2. Paying the Deposit
Generally the deposit will be 10% of the agreed purchase price. This will normally be paid to the notaire. There are exceptions to this, if the agent holds a carte professionelle, is bonded and fully registered then you may pay them, but do not hand over the deposit to anyone else. If for some reason the purchase does not go through, for example, if you write to the notaire and the agent that you do not wish to go continue with the purchase before the contract is binding (within seven days of signing the compris), then your deposit would be repaid. This would also apply if a condition had not been met, or the mayor or S.A.F.E.R. (a government agency that has the right of first purchase on most rural property that comes onto the market in France) could oblige the purchaser to give way. If you decide after the seven days 'cooling off' period that you do not wish to complete the purchase and pull out of the sale you would lose your deposit. If however the vendor pulls out of the sale then you will receive your deposit back plus the same amount from the vendor.
3. On Completion
Generally it will take around two or three months to complete the purchase. During this time the balance of the purchase money must be paid into the account of the notaire, this must be done well ahead of the completion date. The notaire will prepare the documents, check that the deed of sale (Acte de Vente) is in order and have the legal title ready to be signed over. It is possible to have someone sign on your behalf if you give them power of attorney.
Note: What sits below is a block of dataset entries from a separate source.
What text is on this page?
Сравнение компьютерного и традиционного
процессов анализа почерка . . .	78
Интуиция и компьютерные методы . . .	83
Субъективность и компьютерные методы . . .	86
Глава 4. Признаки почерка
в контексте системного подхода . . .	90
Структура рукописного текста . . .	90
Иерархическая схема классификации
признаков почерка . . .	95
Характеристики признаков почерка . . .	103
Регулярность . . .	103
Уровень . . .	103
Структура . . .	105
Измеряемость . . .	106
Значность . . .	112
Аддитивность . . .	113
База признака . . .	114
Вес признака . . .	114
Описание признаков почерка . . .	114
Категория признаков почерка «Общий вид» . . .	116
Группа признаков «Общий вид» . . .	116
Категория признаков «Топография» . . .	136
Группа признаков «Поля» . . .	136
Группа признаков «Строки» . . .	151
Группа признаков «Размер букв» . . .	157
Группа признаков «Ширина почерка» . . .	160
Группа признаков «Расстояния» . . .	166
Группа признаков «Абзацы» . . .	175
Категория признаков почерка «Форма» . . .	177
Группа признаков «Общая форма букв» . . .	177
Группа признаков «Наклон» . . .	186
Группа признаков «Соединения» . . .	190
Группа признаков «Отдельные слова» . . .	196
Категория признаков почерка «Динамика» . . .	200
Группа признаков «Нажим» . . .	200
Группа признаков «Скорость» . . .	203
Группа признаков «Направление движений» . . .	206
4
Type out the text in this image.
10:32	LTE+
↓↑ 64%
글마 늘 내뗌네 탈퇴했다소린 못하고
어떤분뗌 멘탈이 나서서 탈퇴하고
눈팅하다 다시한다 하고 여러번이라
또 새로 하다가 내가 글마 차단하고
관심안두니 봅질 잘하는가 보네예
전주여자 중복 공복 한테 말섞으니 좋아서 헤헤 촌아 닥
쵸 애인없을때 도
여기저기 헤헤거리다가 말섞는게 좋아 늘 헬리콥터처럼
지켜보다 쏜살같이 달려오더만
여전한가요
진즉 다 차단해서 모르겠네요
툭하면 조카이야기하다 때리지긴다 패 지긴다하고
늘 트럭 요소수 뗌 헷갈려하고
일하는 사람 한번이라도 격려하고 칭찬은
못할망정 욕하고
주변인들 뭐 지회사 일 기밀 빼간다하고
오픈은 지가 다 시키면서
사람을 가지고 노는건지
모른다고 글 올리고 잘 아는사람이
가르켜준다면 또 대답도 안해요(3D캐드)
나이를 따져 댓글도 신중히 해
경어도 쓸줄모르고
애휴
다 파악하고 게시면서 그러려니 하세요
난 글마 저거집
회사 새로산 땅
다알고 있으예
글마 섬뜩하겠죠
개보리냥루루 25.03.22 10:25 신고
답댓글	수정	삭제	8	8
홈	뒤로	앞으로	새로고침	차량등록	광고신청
An interpreter may be of use at this point if your French is not very good and many Notaires will suggest (or insist) that an interpreter is with you.
IMPORTANT - Disclaimer :
All information provided is believed to be current and provided free of charge. No liability can be accepted for the reliability of the information and statements made as this is obtained from 3rd parties. We always recommend you take legal advice from a fully qualified Lawyer or Notary before buying a property overseas.